El punto no es solo el monto, sino la falta de definición. De acuerdo con lo reportado, el depósito fue presentado por el síndico del procedimiento como parte de una posible garantía, pero el juzgado señaló que no hay claridad sobre su finalidad y por eso pidió que se especifique su uso dentro del proceso.
Esto ocurre mientras el procedimiento entra en zona decisiva: el juzgado activó preparativos para avanzar hacia la subasta/venta de activos, pidiendo bases en plazos cortos y justificando el apuro en criterios de publicidad, transparencia y certeza jurídica para quienes busquen participar.
En esa lógica, el caso se juega en papeles y tiempos: la sindicatura ha dicho que se siguen cumpliendo plazos y que, tras la revisión judicial de las bases, vendría la convocatoria y la subasta. Por eso, cualquier recurso que aparezca en el expediente necesita explicación completa: sin “etiqueta” no hay confianza, y sin confianza no hay salida creíble.

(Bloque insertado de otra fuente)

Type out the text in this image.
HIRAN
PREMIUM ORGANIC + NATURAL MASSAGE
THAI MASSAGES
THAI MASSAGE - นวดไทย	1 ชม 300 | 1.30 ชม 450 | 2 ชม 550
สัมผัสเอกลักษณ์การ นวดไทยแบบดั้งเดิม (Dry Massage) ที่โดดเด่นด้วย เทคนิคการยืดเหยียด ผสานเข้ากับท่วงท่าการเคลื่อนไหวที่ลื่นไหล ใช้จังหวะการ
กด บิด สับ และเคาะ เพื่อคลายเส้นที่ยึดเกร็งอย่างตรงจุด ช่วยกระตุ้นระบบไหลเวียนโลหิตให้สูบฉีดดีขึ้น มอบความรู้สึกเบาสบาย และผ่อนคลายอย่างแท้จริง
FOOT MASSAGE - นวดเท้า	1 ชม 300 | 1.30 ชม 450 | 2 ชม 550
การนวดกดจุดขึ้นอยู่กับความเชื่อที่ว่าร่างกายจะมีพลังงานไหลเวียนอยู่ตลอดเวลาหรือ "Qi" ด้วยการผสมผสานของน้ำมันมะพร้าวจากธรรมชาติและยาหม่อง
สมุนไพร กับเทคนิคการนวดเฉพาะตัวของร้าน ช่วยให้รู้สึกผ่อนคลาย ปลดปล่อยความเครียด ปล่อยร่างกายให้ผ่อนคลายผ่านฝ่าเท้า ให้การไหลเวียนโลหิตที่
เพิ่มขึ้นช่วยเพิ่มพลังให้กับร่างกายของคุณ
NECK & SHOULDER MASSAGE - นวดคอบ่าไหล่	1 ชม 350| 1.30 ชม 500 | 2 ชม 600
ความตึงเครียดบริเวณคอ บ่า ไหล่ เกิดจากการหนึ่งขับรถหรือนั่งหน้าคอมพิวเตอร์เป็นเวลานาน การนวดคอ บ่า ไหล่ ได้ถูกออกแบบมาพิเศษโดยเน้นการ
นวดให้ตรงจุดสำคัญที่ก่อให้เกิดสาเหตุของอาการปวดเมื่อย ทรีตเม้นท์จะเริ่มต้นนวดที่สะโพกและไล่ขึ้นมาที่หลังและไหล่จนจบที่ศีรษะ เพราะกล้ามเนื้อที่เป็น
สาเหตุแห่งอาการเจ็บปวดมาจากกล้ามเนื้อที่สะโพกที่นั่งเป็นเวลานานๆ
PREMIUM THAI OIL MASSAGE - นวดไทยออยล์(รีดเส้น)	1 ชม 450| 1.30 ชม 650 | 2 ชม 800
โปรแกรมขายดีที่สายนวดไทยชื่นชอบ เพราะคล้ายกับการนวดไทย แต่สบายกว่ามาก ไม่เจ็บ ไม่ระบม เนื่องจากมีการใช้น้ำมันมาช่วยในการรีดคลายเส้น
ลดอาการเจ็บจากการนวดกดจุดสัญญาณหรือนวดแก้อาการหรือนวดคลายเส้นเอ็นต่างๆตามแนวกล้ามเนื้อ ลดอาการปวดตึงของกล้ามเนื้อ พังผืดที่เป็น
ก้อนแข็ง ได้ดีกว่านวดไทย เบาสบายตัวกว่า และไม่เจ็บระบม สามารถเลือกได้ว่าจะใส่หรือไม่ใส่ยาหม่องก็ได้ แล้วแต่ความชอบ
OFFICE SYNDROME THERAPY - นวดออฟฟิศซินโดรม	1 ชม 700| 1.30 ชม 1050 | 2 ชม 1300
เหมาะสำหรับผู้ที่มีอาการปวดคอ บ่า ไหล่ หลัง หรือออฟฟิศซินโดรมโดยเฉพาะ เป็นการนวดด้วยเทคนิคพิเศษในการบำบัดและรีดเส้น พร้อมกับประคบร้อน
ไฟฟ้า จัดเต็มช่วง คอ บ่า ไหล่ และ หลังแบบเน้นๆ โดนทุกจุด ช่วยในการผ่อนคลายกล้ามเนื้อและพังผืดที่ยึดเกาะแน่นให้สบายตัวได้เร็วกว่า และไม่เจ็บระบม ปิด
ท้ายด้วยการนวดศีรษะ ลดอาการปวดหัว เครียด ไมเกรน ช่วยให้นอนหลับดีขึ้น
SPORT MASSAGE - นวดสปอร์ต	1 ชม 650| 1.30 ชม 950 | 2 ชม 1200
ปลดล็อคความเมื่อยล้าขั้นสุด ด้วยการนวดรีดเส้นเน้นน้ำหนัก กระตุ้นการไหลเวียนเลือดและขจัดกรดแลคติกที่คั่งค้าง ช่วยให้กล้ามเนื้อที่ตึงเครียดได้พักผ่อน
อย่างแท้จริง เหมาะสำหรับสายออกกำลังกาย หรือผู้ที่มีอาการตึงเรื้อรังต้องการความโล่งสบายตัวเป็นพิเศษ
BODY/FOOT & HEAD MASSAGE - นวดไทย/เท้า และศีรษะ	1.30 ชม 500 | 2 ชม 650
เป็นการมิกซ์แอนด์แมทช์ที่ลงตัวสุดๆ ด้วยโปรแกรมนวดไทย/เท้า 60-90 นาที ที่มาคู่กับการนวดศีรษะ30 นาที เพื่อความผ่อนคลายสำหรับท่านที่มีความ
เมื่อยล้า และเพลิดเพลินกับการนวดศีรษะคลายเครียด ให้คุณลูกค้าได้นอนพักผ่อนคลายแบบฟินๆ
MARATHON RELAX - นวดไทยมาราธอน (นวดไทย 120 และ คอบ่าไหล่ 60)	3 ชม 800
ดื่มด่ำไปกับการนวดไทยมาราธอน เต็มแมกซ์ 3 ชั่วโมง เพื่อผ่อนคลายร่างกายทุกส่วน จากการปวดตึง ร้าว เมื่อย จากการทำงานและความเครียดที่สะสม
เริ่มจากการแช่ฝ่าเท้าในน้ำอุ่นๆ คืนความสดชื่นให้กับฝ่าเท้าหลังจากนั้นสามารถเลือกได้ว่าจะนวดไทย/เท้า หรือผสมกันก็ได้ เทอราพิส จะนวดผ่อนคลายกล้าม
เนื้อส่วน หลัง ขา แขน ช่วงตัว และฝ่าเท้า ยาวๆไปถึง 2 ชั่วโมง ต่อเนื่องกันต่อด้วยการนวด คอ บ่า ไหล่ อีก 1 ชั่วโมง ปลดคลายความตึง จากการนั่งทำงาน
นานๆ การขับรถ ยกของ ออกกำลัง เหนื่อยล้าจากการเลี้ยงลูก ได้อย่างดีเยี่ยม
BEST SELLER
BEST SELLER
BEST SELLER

El siguiente paso tiene reloj: antes de que venza el plazo fijado por el juzgado, debe quedar asentado el objetivo exacto del depósito y su ruta dentro del procedimiento. Después, el foco público seguirá en la revisión de bases y la eventual convocatoria: el proceso puede moverse, pero solo si se mueve con rastro y reglas.
En Monclova la pregunta no es “si entró dinero”, sino qué significa. Cuando un juzgado pide precisión, es porque la precisión es lo único que separa un avance real de una expectativa que se vuelve humo.